La crise capitaliste mondiale qui a éclaté en 2007-2008 aux États-Unis et s'est propagée dans le monde entier, en particulier dans les économies occidentales développées, n'est pas seulement une crise des banques et du secteur financier. Pour l'auteur, c'est une profonde crise structurelle du capitalisme. En effet, selon lui, l'économie capitaliste est une organisation de rythmes économiques et toute crise capitaliste est une «arythmie», c'est-à-dire une discordance de ces rythmes.

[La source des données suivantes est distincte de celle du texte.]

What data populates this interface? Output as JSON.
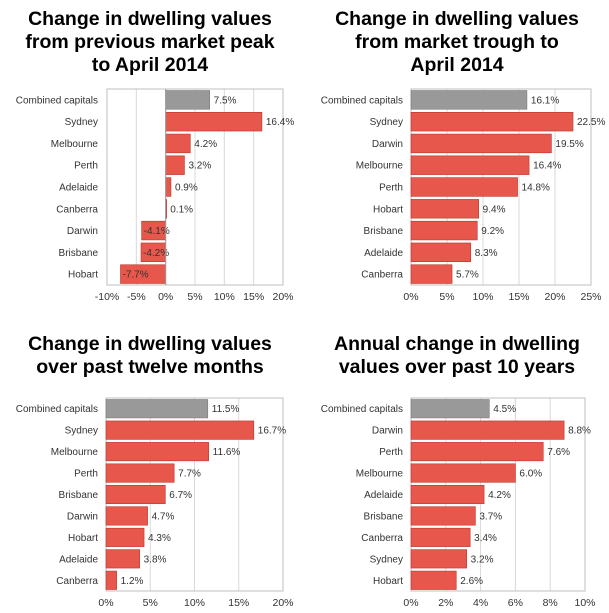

Les trois circuits du capital industriel développés par Marx, le circuit du capital-argent, le circuit du capital productif et le circuit du capital-marchandise, renvoient respectivement aux rythmes de valorisation, d'accumulation et de réalisation de la valeur. La croissance capitaliste implique une compatibilité relative entre ces trois rythmes, tandis que les crises économiques sont dues à la divergence excessive de l'un de ces rythmes par rapport aux autres. Si la crise des années 1970 était due à un ralentissement du rythme de valorisation de la valeur (chute du taux de profit), la crise actuelle résulte d'une décélération du rythme de réalisation de la valeur. Bien que la cause de la crise ait été différente dans ces deux cas, le résultat en a été une «arythmie» systémique d'une telle ampleur qu'elle a presque immédiatement provoqué une grave récession et une diminution du taux de croissance du PIB pendant une période plus longue. Depuis les années 1980, le profit capitaliste augmente à un rythme supérieur à celui de l'investissement productif ou de l'accumulation. Une partie croissante du profit se transforme en capital-argent qui, par le crédit et les produits financiers dérivés, est dirigée vers la consommation. Ici, les schémas de reproduction du capital développés par Marx sont reformulés pour montrer l'importance croissante de la dette privée dans les processus de production, d'accumulation et de réalisation de la valeur. Ce sont ces schémas de reproduction néolibéraux qui sont entrés en crise en 2007-2008. Les politiques économiques ont empêché l'effondrement du système financier et sauvé l'euro, mais elles n'ont pas conduit à la sortie de la crise économique, ni de la régression sociale qu'elle a engendrée. Stavros Tombazos nous propose ici une analyse concentrée des ressorts de la crise du système capitaliste. L'ouvrage publié en anglais a été actualisé par l'auteur pour cette version en français, notamment dans sa partie statistique.